Mazie Jones Levenson witnessed Boone history firsthand
by Jeff Eason
Visitors to the Mazie Jones
Gallery inside the Jones House Community Center might think that Mazie Jones was a wealthy
philanthropist who loved art.
The truth is those visitors are standing in the very room where Mazie Jones first entered this world.
"I was born in Boone in 1914," said Mazie Jones Levenson in a 2006 interview when she was visiting the Jones House. "My father was a doctor, Dr. John Walter Jones, and my mother was Mattie Blackburn Jones."
"I was born in this house, at least that's what my mother said," she said.
Mazie Jones, the
woman who sold her family home to the town of Boone many years ago, died on Wednesday, March 6,
2013, at Arbor Acres in Greensboro. She was 99.
"My grandparents were Martha and Marley Blackburn, who owned a local hotel and grocery store across the street from the courthouse," she said in 2006. "It was still there in my early childhood. My Jones grandparents were from Alleghany County, and I was named for my father's mother.
"Downtown Boone is not so much
different. Many of the buildings were here in my childhood. The Boone Drugstore and many of the
others are the same. We had the Critcher Hotel here. But it was demolished to make way for Belk.
And then Belk is where the Antique Mall is now."
During her visit to Boone in 2006, Levenson reminisced about the Daniel Boone
Hotel, an enormous inn that was located across Grand Boulevard from her family home.
"My father and some of the people in the 1920s
contributed to have that hotel here," Levenson said. "That's how the built it -- through
subscriptions. It was a very popular place for people to come up from the hot regions. They had
great food over there. The town people and the college people ate over there a lot."
The Daniel Boone Hotel was torn down in the late
1970s.
Levenson's father died in 1925
when she was 10 years old. To make ends meet, her mother, Mattie, took in boarders and worked at
Belk Department Store on King Street.
Like many of the High Country's ambitious young women of Levenson's generation, she attended Appalachian Teachers College in Boone (It officially became Appalachian State University in 1967.)
After graduation, she
left Boone and the only house she had ever lived in to start her teaching career.
"I got a job teaching in a little community
called Whitlett in Guilford County," Levenson said. "I taught fourth and fifth grade. They were all
farm kids and they were taller than I was. I'll always remember that."
Levenson inherited the Jones House and adjoining
land when her mother died in October 1978 at the age of 95.

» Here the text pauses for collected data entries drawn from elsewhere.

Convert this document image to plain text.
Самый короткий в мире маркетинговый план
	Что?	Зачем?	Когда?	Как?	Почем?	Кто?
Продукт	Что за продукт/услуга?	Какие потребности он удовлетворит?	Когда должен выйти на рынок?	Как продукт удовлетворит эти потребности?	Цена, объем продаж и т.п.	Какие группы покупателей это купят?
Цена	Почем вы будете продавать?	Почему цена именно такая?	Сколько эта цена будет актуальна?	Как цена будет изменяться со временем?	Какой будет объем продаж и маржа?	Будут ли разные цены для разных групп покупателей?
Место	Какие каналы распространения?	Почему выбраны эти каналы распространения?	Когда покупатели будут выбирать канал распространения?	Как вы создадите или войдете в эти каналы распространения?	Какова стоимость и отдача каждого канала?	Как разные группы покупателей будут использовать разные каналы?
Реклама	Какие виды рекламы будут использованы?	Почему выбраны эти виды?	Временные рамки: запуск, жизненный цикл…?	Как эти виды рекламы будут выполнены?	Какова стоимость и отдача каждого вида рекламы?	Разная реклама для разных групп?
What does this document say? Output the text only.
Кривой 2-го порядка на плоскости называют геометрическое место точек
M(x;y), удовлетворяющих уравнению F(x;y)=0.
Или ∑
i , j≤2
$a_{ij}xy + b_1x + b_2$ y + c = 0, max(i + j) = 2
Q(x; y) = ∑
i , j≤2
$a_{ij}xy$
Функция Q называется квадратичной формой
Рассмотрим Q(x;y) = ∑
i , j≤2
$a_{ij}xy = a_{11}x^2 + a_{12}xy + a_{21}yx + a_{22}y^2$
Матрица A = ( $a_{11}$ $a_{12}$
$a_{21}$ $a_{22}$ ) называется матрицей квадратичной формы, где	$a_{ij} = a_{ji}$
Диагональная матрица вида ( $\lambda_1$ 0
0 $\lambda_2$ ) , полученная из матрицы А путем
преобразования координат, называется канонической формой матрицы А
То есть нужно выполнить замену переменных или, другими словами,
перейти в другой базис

"I tried to hold onto the property until I thought that it had some possibilities," she said. "The deed to the house said that we wanted it to remain as a green space. Because when I sold it, I didn't have control on whether they would demolish the house or not. So, it was after we got help from preservationists that the town said, 'Yes, we will help because we have conservation now. It could add something positive to our town.'"
In 1982, the town of Boone began the process of
purchasing the property from Levenson.
The property officially exchanged hands in 1984 and the town began a massive
renovation process, including installing modern heating and cooling units.
In 1988, the Jones House Community Center
officially opened to the public.
"There was a reception and a big affair," Levenson said. "Hundreds of people came
to that."
After moving to Guilford
County, Levenson became active with the Greensboro Preservation Society. She and her husband
started the Harold and Mazie Jones Levenson Fund at Appalachian State University. And she became an
ardent supporter of the Blue Ridge Land Conservancy in Boone.
A memorial service celebrating the life of Mazie Jones Levenson will be held at 2 p.m. Friday, March 15, at Christ United Methodist Church on Holden Road in Greensboro.